VOL. 126 | NO. 212 | Monday, October 31, 2011
A story from The Memphis News
On newsstands throughout the city
Oliva Looks to Make Imprint at Erling Jensen
FREDRIC KOEPPEL | Special to The Memphis News
A quality one doesn’t find often in chefs is modesty. We’ve all dined at restaurants where the primary ingredient is the chef’s ego, served with side-dishes of arrogance and hubris.
Fortunato Oliva is new chef de cuisine at Erling Jensen: The Restaurant. (Photo: Lance Murphey)
Fortunato Oliva, on the other hand, is happy to admit the debt he owes to his family – especially his grandmother, mother and aunt – and to the mentors he worked with since he was 16 years old, that is, for half his life.
“I wouldn’t be where I am today if it hadn’t been for the people I worked with who taught me so much,” said Oliva, 33, recently promoted to chef de cuisine at Erling Jensen: The Restaurant, after the departure of Karen Roth. His surname is pronounced AH-live-a, not Oh-LEEV-a. And he goes by Nate. Oliva has worked with Erling Jensen off and on since 2004; the restaurant opened late in 1996.
“Erling is absolutely, without a doubt, the biggest influence and mentor, professionally and personally, in my life,” said Oliva. “Most people have a misconception about him. I’ve heard other chefs that have never worked with him say that Erling is tough to work for and demanding, and he does have high standards and expectations, but he’s really a funny, light-hearted person.”
Oliva’s heritage is Italian, and he came from a cooking family.
“I grew up in the kitchen,” he said. “Mom and dad separated when I was young, so I spent a lot of time in the kitchen with my mom and aunt. Cooking for me is just a thing that we do as a family. It’s always like holiday times and big meals and a heavy Italian influence, pasta and comfort food. We rarely ate out. My mom was really frugal. She’s great at making something from nothing.”
Could Oliva possibly bring an Italian slant to the fine dining menu at Erling Jensen? He laughed, “Well, Erling always teases me and says that they don’t want meatballs in marinara, but he’s being flexible. For one of the Sunday dinners I did truffled gnocchi with duck confit.”
Oliva is a perfect illustration of a chef who did not go to culinary school but came up though the ranks.
“I started as a dishwasher when I was 16,” he said, “at some high-volume chain restaurants. I seemed to have ability and aptitude, so I kept getting promoted. I developed this passion about what seems to be the immediate gratification you get as a cook. It’s a cliché, but I’m passionate about eating good food and drinking good wine and living the good life.”
Oliva was grill cook at The Butcher Shop and then got his “big break” at Ronnie Grisanti & Sons. “I learned a lot working with Ronnie and Alex and Judd.”
Another formative experience was at Uchi, a Japanese restaurant in Austin, Texas.
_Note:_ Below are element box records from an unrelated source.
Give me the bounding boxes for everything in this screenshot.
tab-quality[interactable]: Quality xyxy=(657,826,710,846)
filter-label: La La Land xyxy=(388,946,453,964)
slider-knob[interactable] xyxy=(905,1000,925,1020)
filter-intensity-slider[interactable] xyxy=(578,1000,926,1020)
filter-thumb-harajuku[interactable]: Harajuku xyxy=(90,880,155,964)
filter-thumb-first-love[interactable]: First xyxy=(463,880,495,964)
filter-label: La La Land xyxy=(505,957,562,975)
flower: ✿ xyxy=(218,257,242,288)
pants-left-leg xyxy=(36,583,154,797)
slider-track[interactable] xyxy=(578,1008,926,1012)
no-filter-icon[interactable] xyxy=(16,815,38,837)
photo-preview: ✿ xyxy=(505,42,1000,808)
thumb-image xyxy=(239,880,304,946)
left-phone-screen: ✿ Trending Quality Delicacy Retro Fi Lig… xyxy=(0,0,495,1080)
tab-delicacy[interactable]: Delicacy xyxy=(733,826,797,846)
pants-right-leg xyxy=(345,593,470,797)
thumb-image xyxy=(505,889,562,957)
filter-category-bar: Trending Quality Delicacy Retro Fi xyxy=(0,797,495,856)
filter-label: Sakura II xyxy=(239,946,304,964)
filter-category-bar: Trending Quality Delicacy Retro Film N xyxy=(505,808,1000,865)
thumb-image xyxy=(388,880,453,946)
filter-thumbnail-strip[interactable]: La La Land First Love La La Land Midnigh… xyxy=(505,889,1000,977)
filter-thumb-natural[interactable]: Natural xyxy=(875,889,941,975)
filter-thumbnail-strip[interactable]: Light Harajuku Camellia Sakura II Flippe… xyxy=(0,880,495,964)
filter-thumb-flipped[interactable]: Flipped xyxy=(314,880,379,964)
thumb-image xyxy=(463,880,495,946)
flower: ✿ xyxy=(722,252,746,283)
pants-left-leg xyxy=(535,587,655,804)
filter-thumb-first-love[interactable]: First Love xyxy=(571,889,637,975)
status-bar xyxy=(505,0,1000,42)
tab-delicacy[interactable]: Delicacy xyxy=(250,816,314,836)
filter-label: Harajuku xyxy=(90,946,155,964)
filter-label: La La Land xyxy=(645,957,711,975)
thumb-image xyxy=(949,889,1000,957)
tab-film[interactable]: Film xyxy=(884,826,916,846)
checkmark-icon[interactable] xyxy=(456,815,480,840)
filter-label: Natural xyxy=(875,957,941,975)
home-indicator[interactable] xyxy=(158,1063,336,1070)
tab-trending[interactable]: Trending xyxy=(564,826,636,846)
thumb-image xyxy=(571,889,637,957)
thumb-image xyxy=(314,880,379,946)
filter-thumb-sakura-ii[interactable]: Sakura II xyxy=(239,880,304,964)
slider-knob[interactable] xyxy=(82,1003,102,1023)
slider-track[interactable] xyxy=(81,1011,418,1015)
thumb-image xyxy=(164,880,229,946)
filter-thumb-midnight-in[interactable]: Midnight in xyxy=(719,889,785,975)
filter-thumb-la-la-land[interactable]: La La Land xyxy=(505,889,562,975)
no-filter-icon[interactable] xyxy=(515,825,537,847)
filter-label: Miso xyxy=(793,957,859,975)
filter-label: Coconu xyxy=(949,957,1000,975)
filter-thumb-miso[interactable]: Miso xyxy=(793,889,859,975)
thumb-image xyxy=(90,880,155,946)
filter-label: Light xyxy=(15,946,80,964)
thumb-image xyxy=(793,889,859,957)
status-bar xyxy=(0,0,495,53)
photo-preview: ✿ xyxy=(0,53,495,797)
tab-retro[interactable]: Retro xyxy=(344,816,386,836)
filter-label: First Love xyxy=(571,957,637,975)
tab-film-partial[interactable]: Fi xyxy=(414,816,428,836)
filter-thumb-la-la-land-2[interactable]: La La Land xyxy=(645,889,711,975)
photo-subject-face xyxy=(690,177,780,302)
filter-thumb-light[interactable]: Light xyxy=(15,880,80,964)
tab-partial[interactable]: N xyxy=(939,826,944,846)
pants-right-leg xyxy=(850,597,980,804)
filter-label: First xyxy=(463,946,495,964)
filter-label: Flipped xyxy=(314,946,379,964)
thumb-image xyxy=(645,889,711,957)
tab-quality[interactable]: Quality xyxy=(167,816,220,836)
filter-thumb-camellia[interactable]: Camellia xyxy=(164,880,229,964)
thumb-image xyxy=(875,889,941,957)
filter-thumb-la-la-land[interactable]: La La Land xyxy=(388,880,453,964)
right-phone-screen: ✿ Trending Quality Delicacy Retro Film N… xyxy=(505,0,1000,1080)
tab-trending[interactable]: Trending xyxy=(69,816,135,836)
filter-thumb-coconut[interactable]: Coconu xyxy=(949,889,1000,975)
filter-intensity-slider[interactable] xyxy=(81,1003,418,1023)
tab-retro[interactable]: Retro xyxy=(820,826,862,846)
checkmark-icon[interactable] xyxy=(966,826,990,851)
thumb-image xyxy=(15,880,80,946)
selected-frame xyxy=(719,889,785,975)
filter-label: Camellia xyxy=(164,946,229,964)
“I really fell in love with Japanese food,” said Oliva. “Working there really influenced me and helped mold my current style. Tyson Cole” – former chef at Uchi – “really forged me and pushed me to become better.”
So, Japanese as well as Italian. Those cuisines should make an interesting mix, though it must feel daunting to try to make a mark on a well-known, beloved menu.
“That’s the $64,000 question,” Oliva said. “Because I’ve known Erling as long as I have, I have a good idea of the direction he wants the food to go in. We have dishes on the menu that he was serving at La Tourelle. He’s giving me a lot of freedom, and I feel this obligation not to step in and change something that’s already good.”
On the other hand, as any chef elevated to his responsibility would want to do, Oliva would like to see the menu at Erling Jensen bear his imprint.
“For the Friday dinner” – four courses and five glasses of wine for $75 – “I step out and push the envelope a little, maybe do some flavors and ingredients that people maybe would not associate with Erling’s.” In any case, reverting to his typical modesty, “I’m just grateful for the chance.”
Oliva was recruited to work in the kitchen at Erling Jensen by then chef de cuisine Justin Young. When Young resigned for a corporate job, Oliva left the restaurant but returned to work under Karen Roth, who replaced Young. And now Oliva has her old position as chef de cuisine.
“I wasn’t surprised that Karen left,” Oliva said. “She has so much experience that the next logical step for her would be a partnership with investors and being executive chef in her own restaurant.” That place is Alchemy in Cooper-Young, which, after delays, may be open this weekend. Or not. Would Oliva like to have the same opportunity?
“Sure, for a chef having a restaurant is the result of all the years of work and training. If I had any sense I’d know better, but that’s what I’ve wanted since I was a kid.”
When that happens, Oliva’s restaurant would be less formal than Erling Jensen, where service is old-school, ingredients are luxurious and prices are high.
“A casual restaurant with a big grill right in the middle of it so I could cook meat over the fire,” Oliva said. “Meat and fire – that’s something beautiful.”